Natürlich. Es gab nicht nur massive Identitätsprobleme, es gab auch Menschen, die sich umgebracht haben. Ich hatte einen Kollegen, der wurde 1992 operiert. Er sagte zu mir: Die Wende ging mir an die Nieren. Genau dort hatten sie ihn nämlich behandelt. Oder denken Sie an Männer, die mit 25 Jahren die Mauer zu bewachen und den Schießbefehl zu befolgen hatten. Diese Menschen müssen ja irgendwie mit ihrer Vergangenheit klar kommen. Das gelang nicht allen. Manchen gelingt es bis heute nicht.
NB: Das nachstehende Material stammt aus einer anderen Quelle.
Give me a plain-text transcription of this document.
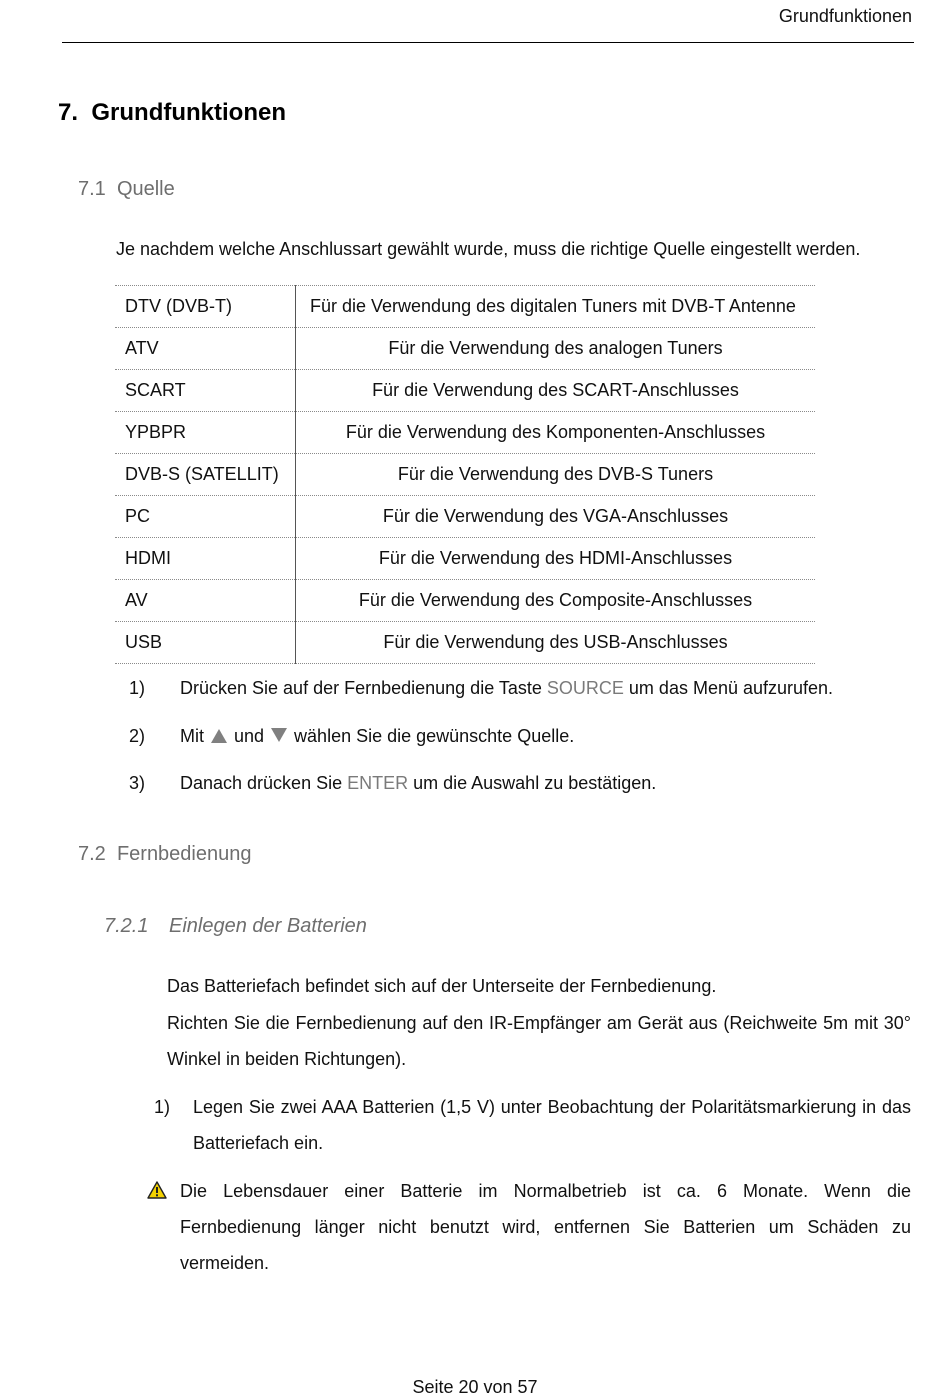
Grundfunktionen
7. Grundfunktionen
7.1 Quelle
Je nachdem welche Anschlussart gewählt wurde, muss die richtige Quelle eingestellt werden.
DTV (DVB-T)	Für die Verwendung des digitalen Tuners mit DVB-T Antenne
ATV	Für die Verwendung des analogen Tuners
SCART	Für die Verwendung des SCART-Anschlusses
YPBPR	Für die Verwendung des Komponenten-Anschlusses
DVB-S (SATELLIT)	Für die Verwendung des DVB-S Tuners
PC	Für die Verwendung des VGA-Anschlusses
HDMI	Für die Verwendung des HDMI-Anschlusses
AV	Für die Verwendung des Composite-Anschlusses
USB	Für die Verwendung des USB-Anschlusses
1) Drücken Sie auf der Fernbedienung die Taste SOURCE um das Menü aufzurufen.
2) Mit  und  wählen Sie die gewünschte Quelle.
3) Danach drücken Sie ENTER um die Auswahl zu bestätigen.
7.2 Fernbedienung
7.2.1 Einlegen der Batterien
Das Batteriefach befindet sich auf der Unterseite der Fernbedienung.
Richten Sie die Fernbedienung auf den IR-Empfänger am Gerät aus (Reichweite 5m mit 30°
Winkel in beiden Richtungen).
1) Legen Sie zwei AAA Batterien (1,5 V) unter Beobachtung der Polaritätsmarkierung in das
Batteriefach ein.
Die Lebensdauer einer Batterie im Normalbetrieb ist ca. 6 Monate. Wenn die
Fernbedienung länger nicht benutzt wird, entfernen Sie Batterien um Schäden zu
vermeiden.
Seite 20 von 57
Ich selbst muss für mich aber langsam begreifen, dass nicht alle Stasi-Leute waren, sondern dass es eben die einen, aber auch die anderen gab. Es kommt dazu: Wessis und Ossis – das ist auch im Grunde genommen eine ganze falsche Gegenüberstellung. Es sind die gleichen Deutschen. Unter den Bedingungen des DDR-Regimes hätten sich die Westdeutschen nicht viel anders verhalten als wir.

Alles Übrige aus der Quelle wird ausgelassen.